この記事書いててフィックス窓が本当に筋交を切らず入るのか確かめて見たくなってシュミレーションしてみました。

フィックス窓取付前

この壁を写真から図面に起こすとこのようになります。
縮尺は概ね正確です。
先ずフィックス窓を取り付ける前の状態です。

リフォームでやられた筋交切断を再現

これにくの字の下側にある筋交を切って付けるとこのような下地構成に。

筋交切らずとも窓は入る

筋交をかわして間柱と柱へ下地を組めば周囲に余白もあるし綺麗に収まりました。
やはりわざわざ筋交を切る必要がありません。
中央の間柱を切って寄せればもっと自由度が上がります。

周りのサッシと高さを合わせるため?

フィックス窓と掃き出し窓の高さを合わせるために筋交を切ったのか?

いや、高さは調整可能な範囲です。

窓を柱と柱中心に入れようとした?

この部屋の船底天井解体中の写真ですが、真壁なので柱は露出、この1間の中心に窓を入れようと?

この線が濃い。

結論:見た目重視

あくまで推測ですが、構造耐力を落としてでも見た目の収まりを重視したのではないかと思われます。

これ、縦横の位置が点で決められるので楽です。
位置が出たらガス管でもない限り開口、周りの構造物を全て切断してそれなりに取り付ける。
フィックス窓なので開け閉めを考慮する必要もなし。

しかし窓が壁の中央にあった方が見た目は良いですがそのために筋交を切ってしまうとは・・・楽ですが施主に親切とは言えないやり方ですね。
家の構造耐力落としてまで開かない窓付けたい人そんなにいますかね?

この件についてのリスクは親から一度も聞いた事ありませんので説明は受けてないと思われます。
こんな換気もできない窓のために外壁は割れ落ち、柱も下地もボロボロになって割に合わない窓でした。

作り手 VS 発注者

ここでちょっとものづくりの話、お題は「作り手と発注者」。
当方今まで商売人・エンジニア・営業といった職業を経験してきました。

立場が違う例を挙げるとエンジニアと営業、作成者と販売者、施工者と施主。
物を作る側と作ってもらう側で、言うこと感じることが変わったりします。

作り手について

作り手とは物を作って自分、並びに対象者へ提供する側。
才能、センス、努力、日々の研鑽、ゼロから何かを産み出す苦しみや既存の技術を組み合わせて作る小さな物から大きな物まで。
出来上がるプロセスや出来上がった達成感、喜んでいる顧客を見る事でモチベーションや喜びを感じるとかでしょうか。

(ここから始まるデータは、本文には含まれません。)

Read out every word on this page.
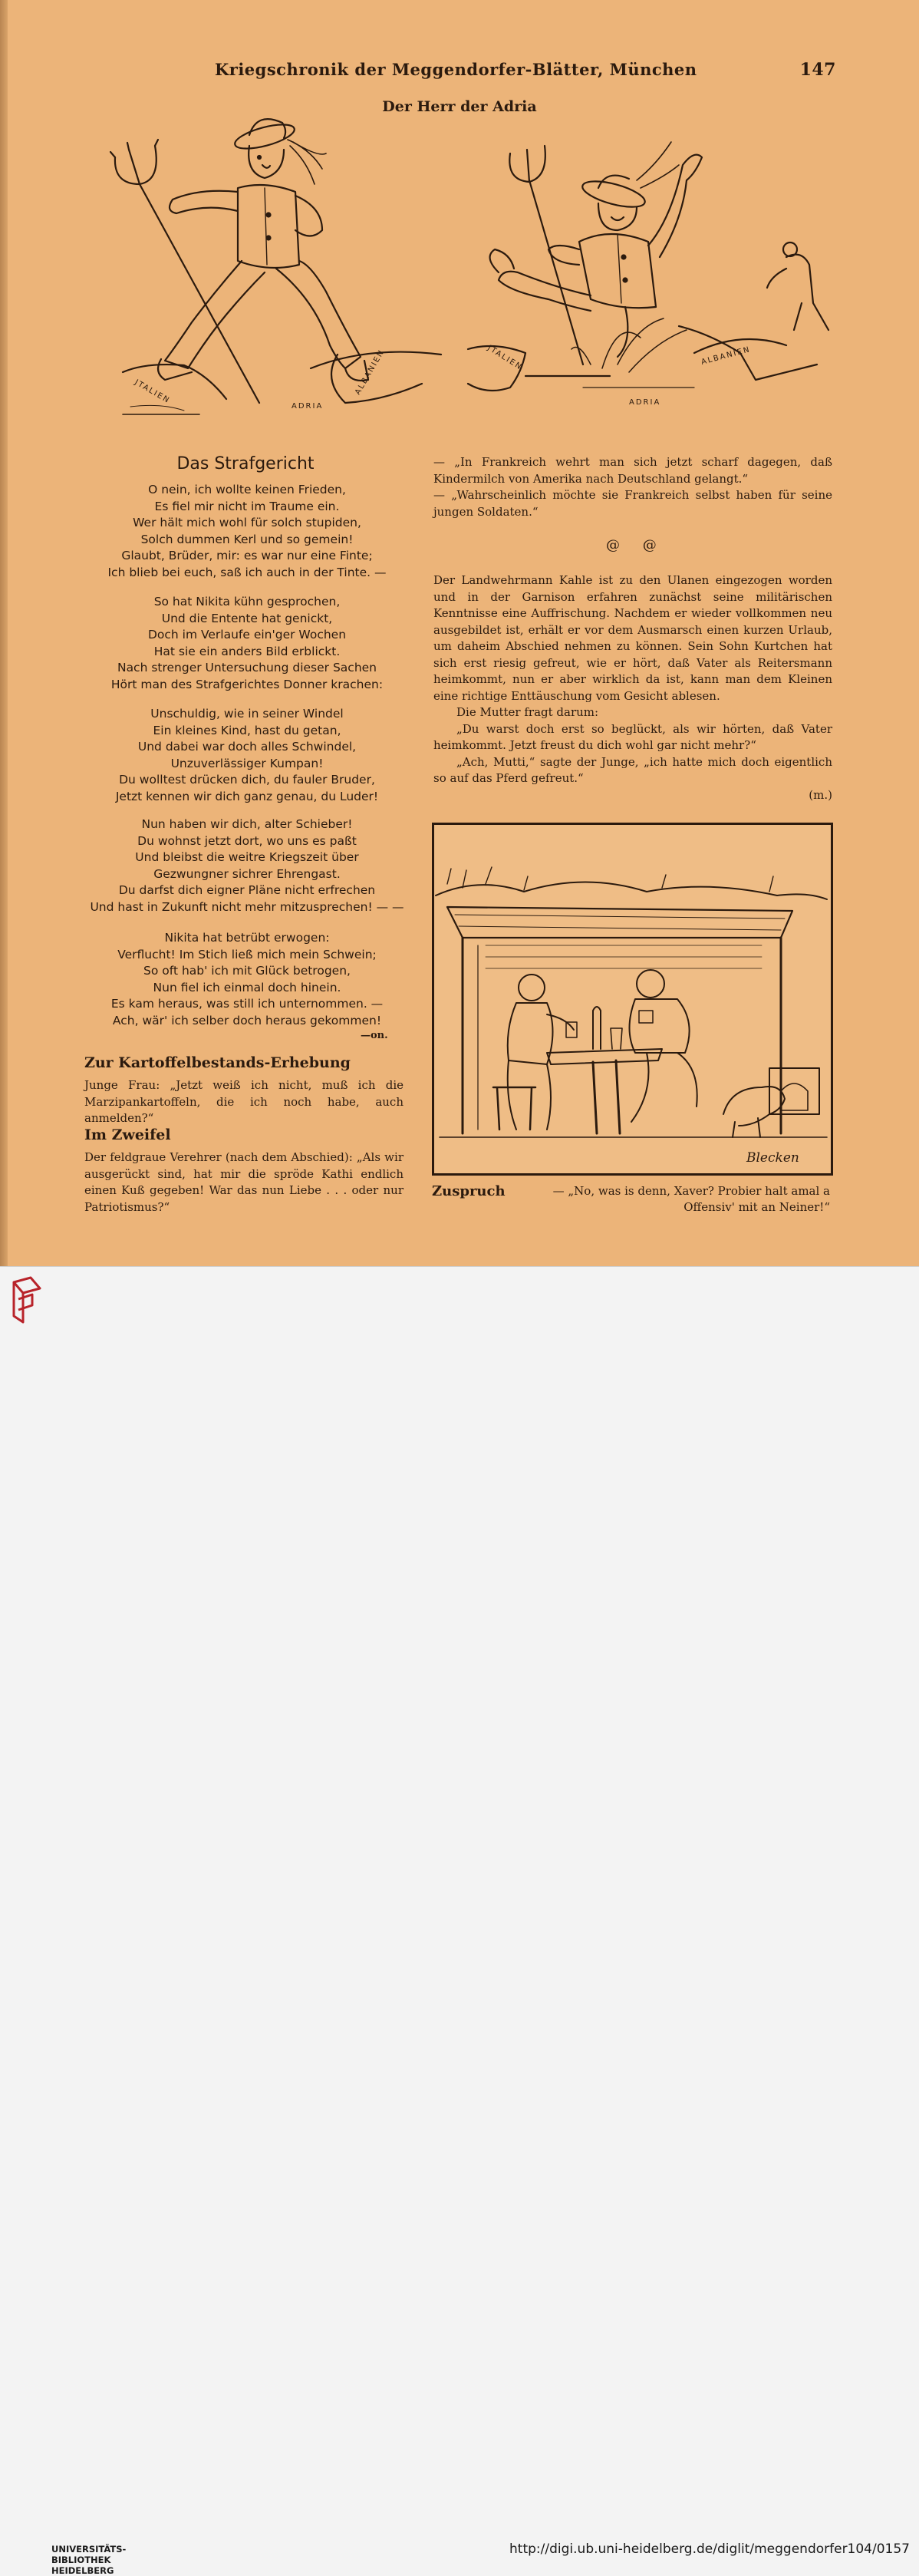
Kriegschronik der Meggendorfer-Blätter, München	147
Der Herr der Adria
JTALIEN
ADRIA
ALBANIEN	JTALIEN
ADRIA
ALBANIEN
Das Strafgericht
O nein, ich wollte keinen Frieden,
Es fiel mir nicht im Traume ein.
Wer hält mich wohl für solch stupiden,
Solch dummen Kerl und so gemein!
Glaubt, Brüder, mir: es war nur eine Finte;
Ich blieb bei euch, saß ich auch in der Tinte. —
So hat Nikita kühn gesprochen,
Und die Entente hat genickt,
Doch im Verlaufe ein'ger Wochen
Hat sie ein anders Bild erblickt.
Nach strenger Untersuchung dieser Sachen
Hört man des Strafgerichtes Donner krachen:
Unschuldig, wie in seiner Windel
Ein kleines Kind, hast du getan,
Und dabei war doch alles Schwindel,
Unzuverlässiger Kumpan!
Du wolltest drücken dich, du fauler Bruder,
Jetzt kennen wir dich ganz genau, du Luder!
Nun haben wir dich, alter Schieber!
Du wohnst jetzt dort, wo uns es paßt
Und bleibst die weitre Kriegszeit über
Gezwungner sichrer Ehrengast.
Du darfst dich eigner Pläne nicht erfrechen
Und hast in Zukunft nicht mehr mitzusprechen! — —
Nikita hat betrübt erwogen:
Verflucht! Im Stich ließ mich mein Schwein;
So oft hab' ich mit Glück betrogen,
Nun fiel ich einmal doch hinein.
Es kam heraus, was still ich unternommen. —
Ach, wär' ich selber doch heraus gekommen!
—on.
Zur Kartoffelbestands-Erhebung
Junge Frau: „Jetzt weiß ich nicht, muß ich die Marzipankartoffeln, die ich noch habe, auch anmelden?“
Im Zweifel
Der feldgraue Verehrer (nach dem Abschied): „Als wir ausgerückt sind, hat mir die spröde Kathi endlich einen Kuß gegeben! War das nun Liebe . . . oder nur Patriotismus?“

— „In Frankreich wehrt man sich jetzt scharf dagegen, daß Kindermilch von Amerika nach Deutschland gelangt.“

— „Wahrscheinlich möchte sie Frankreich selbst haben für seine jungen Soldaten.“

@ @

Der Landwehrmann Kahle ist zu den Ulanen eingezogen worden und in der Garnison erfahren zunächst seine militärischen Kenntnisse eine Auffrischung. Nachdem er wieder vollkommen neu ausgebildet ist, erhält er vor dem Ausmarsch einen kurzen Urlaub, um daheim Abschied nehmen zu können. Sein Sohn Kurtchen hat sich erst riesig gefreut, wie er hört, daß Vater als Reitersmann heimkommt, nun er aber wirklich da ist, kann man dem Kleinen eine richtige Enttäuschung vom Gesicht ablesen.

Die Mutter fragt darum:

„Du warst doch erst so beglückt, als wir hörten, daß Vater heimkommt. Jetzt freust du dich wohl gar nicht mehr?“

„Ach, Mutti,“ sagte der Junge, „ich hatte mich doch eigentlich so auf das Pferd gefreut.“

(m.)

Blecken
Zuspruch	— „No, was is denn, Xaver? Probier halt amal a Offensiv' mit an Neiner!“
UNIVERSITÄTS-
BIBLIOTHEK
HEIDELBERG
http://digi.ub.uni-heidelberg.de/diglit/meggendorfer104/0157
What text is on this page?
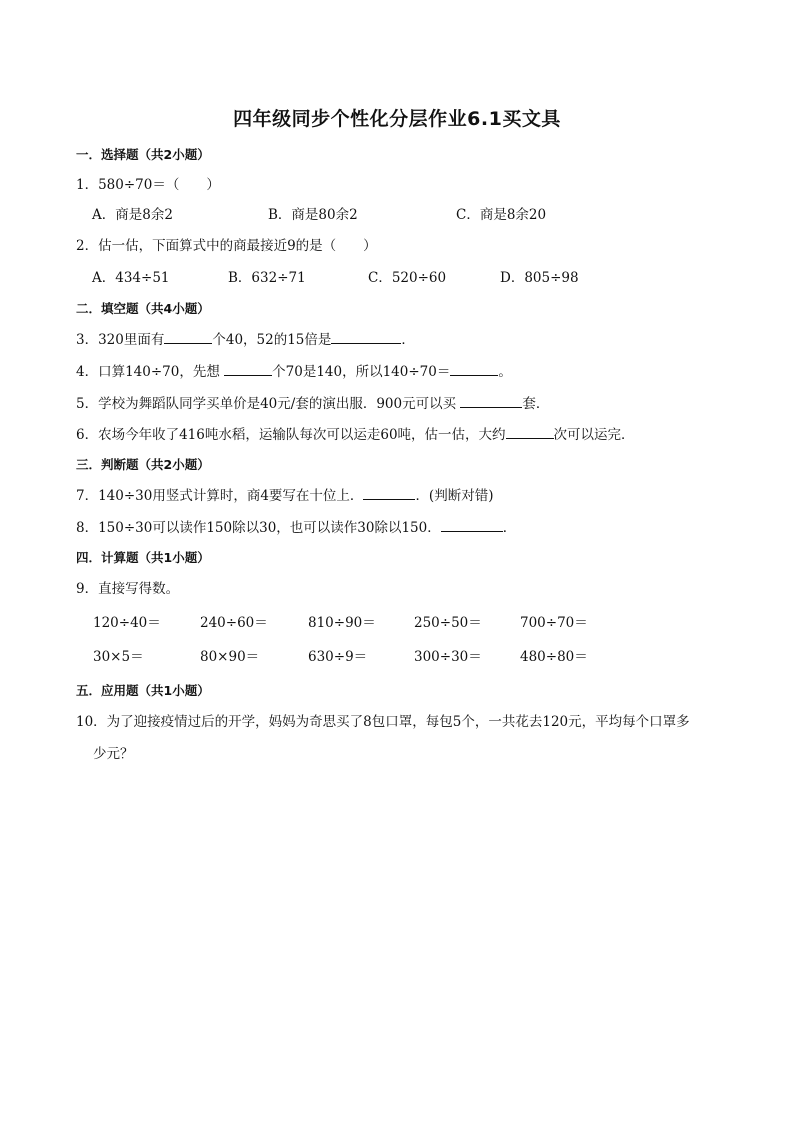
四年级同步个性化分层作业6.1买文具
一．选择题（共2小题）
1．580÷70＝（　　）
A．商是8余2	B．商是80余2	C．商是8余20
2．估一估，下面算式中的商最接近9的是（　　）
A．434÷51	B．632÷71	C．520÷60	D．805÷98
二．填空题（共4小题）
3．320里面有	个40，52的15倍是	．
4．口算140÷70，先想	个70是140，所以140÷70＝	。
5．学校为舞蹈队同学买单价是40元/套的演出服．900元可以买	套．
6．农场今年收了416吨水稻，运输队每次可以运走60吨，估一估，大约	次可以运完．
三．判断题（共2小题）
7．140÷30用竖式计算时，商4要写在十位上．	．(判断对错)
8．150÷30可以读作150除以30，也可以读作30除以150．	．
四．计算题（共1小题）
9．直接写得数。
120÷40＝	240÷60＝	810÷90＝	250÷50＝	700÷70＝
30×5＝	80×90＝	630÷9＝	300÷30＝	480÷80＝
五．应用题（共1小题）
10．为了迎接疫情过后的开学，妈妈为奇思买了8包口罩，每包5个，一共花去120元，平均每个口罩多
少元？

なので当方が発注者になる場合作り手の立場が長かった事から職人さんには敬意を持って接しているつもりです。

作り手あるある

仕組みを理解しない発注者が作り手に好き放題言うとかモノづくりあるあるです。
夢とか自分語りして散々陶酔して喋った挙句あとは察しろ的な態度とかもう2度と会いたく無くないですか?
自称アイデアマンが2番煎じ3番煎じのネタを自分が考えたっていう雰囲気で悦に浸って話されたとき寒気しませんか?もしかしてナメられてる?
悪魔の証明させるヤツとか値段4倍くらい欲しくないですか?
完成したら必ず自分の酷いギミック突っ込ませて全体を台無しにするヤツいませんか?
そういうヤツは邪魔しかしてないのに何故か手柄全部横取りしようとしませんか?
屈辱すぎてもうコイツにはゴミしか渡さないって誓った事ないですか?

本当の事を分かってもらうのは意外と難しい

今回構造耐力を落として施主のニーズに応える施工がされていました。
この結果二次被害を誘発させています。

この筋交を切った方、望ましい工事をしたとは思っていないでしょう。
でも、「ここに窓を付けると構造耐力が低下するのでおすすめしません」と施主に言うとします。
エンジニア経験の立場から何も分かってない施主の反応を想像すると

  • えーしてくれないの?
  • こっちは客だよ?
  • なんだできないの?
  • それをやるのがオマエの仕事だろ

とか言われたりして、家のためを思って進言しても時には無能認定だってされかねないのでは?などと思います。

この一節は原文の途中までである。